Setting a new standard for quality in cardiology
A total of 100 new genes were added to updated cardiology panels in March. The panels are designed for different cardiology conditions, including a new Heterotaxy and Situs Inversus Panel of 32 genes.
Significant improvements
Dilated Cardiomyopathy (DCM) Panel has increased from 27 genes to 69 genes.
“All genes are added based on relevance, the size of panels is not a goal in itself. We can with confidence say that the most relevant content in this space has been included. In Congenital Structural Heart Disease Panel, we added 36 genes, increasing the total amount to 62. We are expecting a significant increase in diagnostic yield”, explains Laboratory Director and Chief Medical Officer Juha Koskenvuo.

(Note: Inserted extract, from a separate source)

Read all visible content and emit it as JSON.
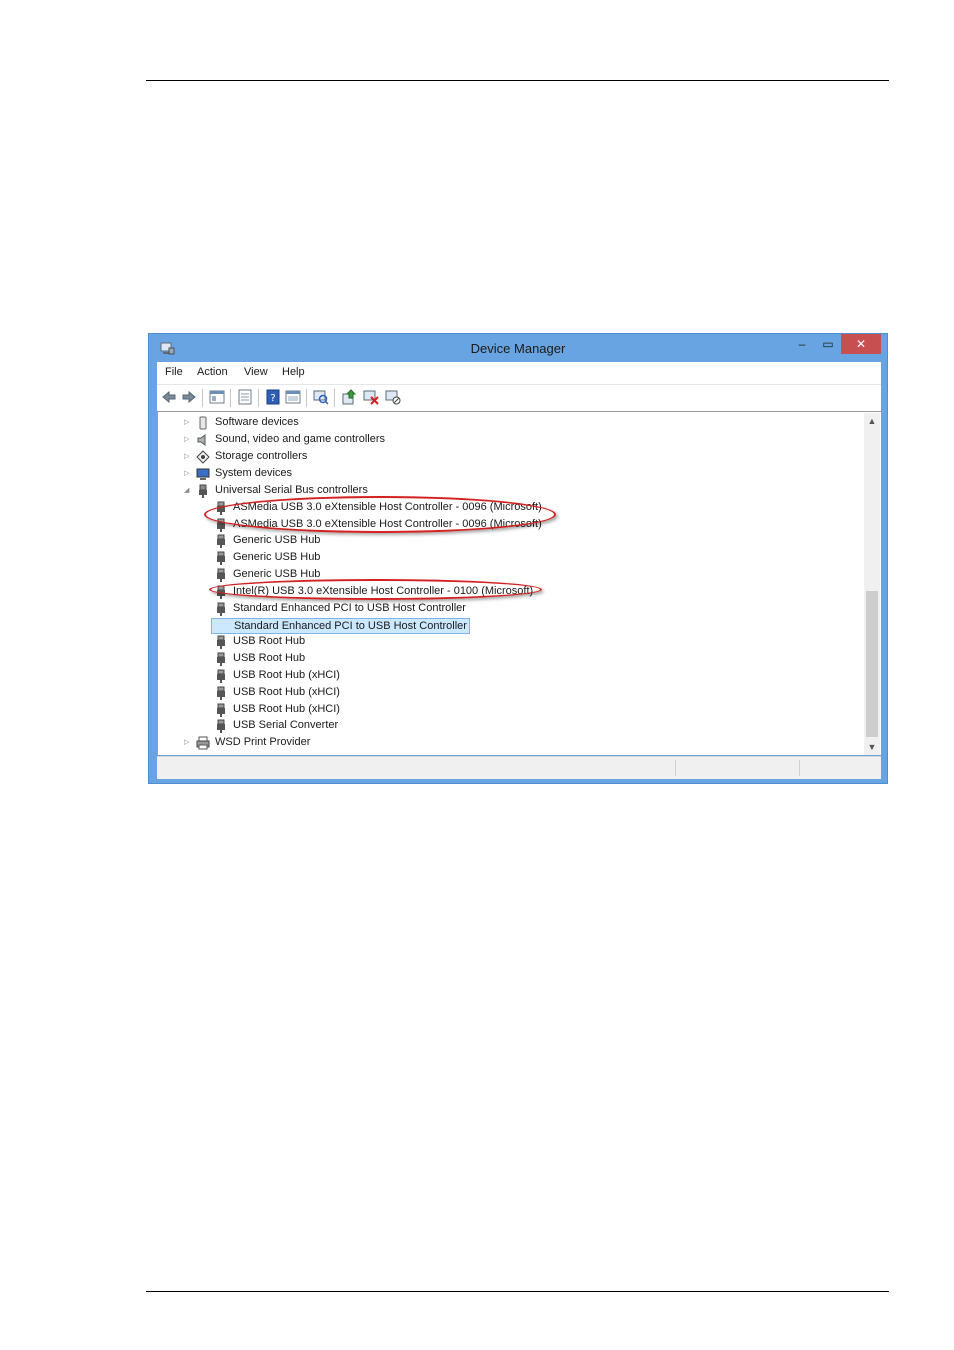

The Noonan Syndrome Panel Koskenvuo describes to be of unparalleled quality. It is a 22-gene panel containing more genes causing Noonan spectrum diseases and providing better differential diagnostics power by covering also Legius syndrome, Baraitser-Winter syndrome and neurofibromatosis. Noonan syndrome has an estimated prevalence of 1 in 1,000 to 1 in 2,500 live births. As clinically and genetically heterogeneous condition, it is characterized by cardiovascular abnormalities, distinctive facial features, chest deformity, short stature, and other co-morbidities.
“The Noonan Syndrome Panel covers many only recently discovered rasopathy genes such as RRAS, PPP1CB, NRAS, and RASA2 not included in most panels in the market. The diagnostic yield for Noonan Syndrome Panel has been 41% for the second half of 2017. With the updated panel content, we expect even higher results”, Koskenvuo continues.
The updated panels offer enhanced clinical utility, maximized diagnostic yield, empowered differential diagnosis as well as analytically validated up-to-date genes across all our panels. In cardiology, we offer a total of 23 panels.